The One Arm Dip is a challenging exercise that targets your triceps, shoulders, and core muscles. It is a great exercise for building upper body strength and stability. By focusing on one arm at a time, you isolate and engage the muscles in a unique and effective way. To perform the One Arm Dip, you will need a dip bar or a sturdy surface that can support your body weight. Start by positioning yourself with one hand on the bar and the other hand either by your side or extended out in front of you for balance. Your legs should be straight and extended in front of you, with your heels touching the floor. The key to this exercise is maintaining proper form throughout the movement. Keep your core engaged, shoulders down and back, and chest lifted. Slowly lower yourself down by bending your elbow, always maintaining control and not allowing your shoulder to dip below your elbow. Pause briefly at the bottom, then push through your triceps to lift yourself back up to the starting position. To make this exercise more challenging, you can elevate your feet on a bench or step, or use a weighted vest or belt to add resistance. As with any exercise, it's important to start with a weight or difficulty level that is appropriate for your fitness level and gradually progress as you become stronger. Incorporating the One Arm Dip into your workout routine can help you achieve stronger and more defined arms, as well as improve overall upper body strength. Remember to always warm up properly before performing any exercise and listen to your body to avoid any potential injuries. Keep consistent with your workouts and challenge yourself progressively for optimal results.

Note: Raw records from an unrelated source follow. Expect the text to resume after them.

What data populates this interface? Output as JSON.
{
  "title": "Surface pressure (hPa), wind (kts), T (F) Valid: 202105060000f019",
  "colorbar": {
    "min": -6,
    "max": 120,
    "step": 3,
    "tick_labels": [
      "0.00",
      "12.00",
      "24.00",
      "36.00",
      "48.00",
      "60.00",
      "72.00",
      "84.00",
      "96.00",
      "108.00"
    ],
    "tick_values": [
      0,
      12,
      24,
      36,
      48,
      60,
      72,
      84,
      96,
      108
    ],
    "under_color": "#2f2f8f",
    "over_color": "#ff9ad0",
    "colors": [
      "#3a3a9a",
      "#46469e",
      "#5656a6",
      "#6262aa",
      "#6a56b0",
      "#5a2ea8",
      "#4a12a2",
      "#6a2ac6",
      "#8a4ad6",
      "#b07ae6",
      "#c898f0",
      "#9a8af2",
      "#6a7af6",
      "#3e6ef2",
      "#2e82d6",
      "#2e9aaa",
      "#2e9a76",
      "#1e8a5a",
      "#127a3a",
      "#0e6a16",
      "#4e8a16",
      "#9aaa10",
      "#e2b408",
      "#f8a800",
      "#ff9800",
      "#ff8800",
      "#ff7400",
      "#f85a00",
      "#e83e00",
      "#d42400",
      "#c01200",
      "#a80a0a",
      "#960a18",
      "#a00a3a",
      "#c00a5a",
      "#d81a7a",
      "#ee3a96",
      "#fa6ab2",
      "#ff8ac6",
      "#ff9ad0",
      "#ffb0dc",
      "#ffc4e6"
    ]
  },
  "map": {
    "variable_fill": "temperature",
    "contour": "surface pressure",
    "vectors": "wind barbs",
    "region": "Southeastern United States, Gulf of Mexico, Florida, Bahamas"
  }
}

  • Stand facing away from a bench or chair with your feet shoulder-width apart.
  • Place one hand on the bench or chair, fingers facing forward.
  • Extend your legs forward and keep your heels on the ground.
  • Bend your elbow and lower your body towards the floor, keeping your back close to the bench or chair.
  • Lower yourself until your elbow is at a 90-degree angle, or until your shoulder is parallel to the floor.
  • Push your body back up to the starting position, straightening your arm.
  • Repeat the exercise for the desired number of repetitions, then switch to the other arm.

Tips & Tricks

  • Make sure to engage your core muscles to maintain stability throughout the exercise.
  • Focus on keeping your chest open and shoulders down to avoid unnecessary strain on the upper body.
  • Gradually increase the depth of the dip as you build strength, but always listen to your body and avoid excessive strain.
  • In addition to the triceps, the one arm dip also targets the shoulders and chest. Be mindful of maintaining proper form to fully engage these muscles.
  • If you find it difficult to perform the exercise with one arm, start by practicing with both arms until you build enough strength.
  • It's important to warm up and stretch your upper body before attempting one arm dips to prevent injury and enhance performance.
  • Pay attention to your breathing throughout the exercise. Exhale as you push yourself up and inhale as you lower your body down.
  • To achieve maximum benefits, incorporate one arm dips into a well-rounded workout routine that includes other compound exercises for the upper body.
  • Consider using a dip bar or parallel bars for better stability and support while performing one arm dips.
  • Rest and recover adequately between sets to allow your muscles to rebuild and grow stronger.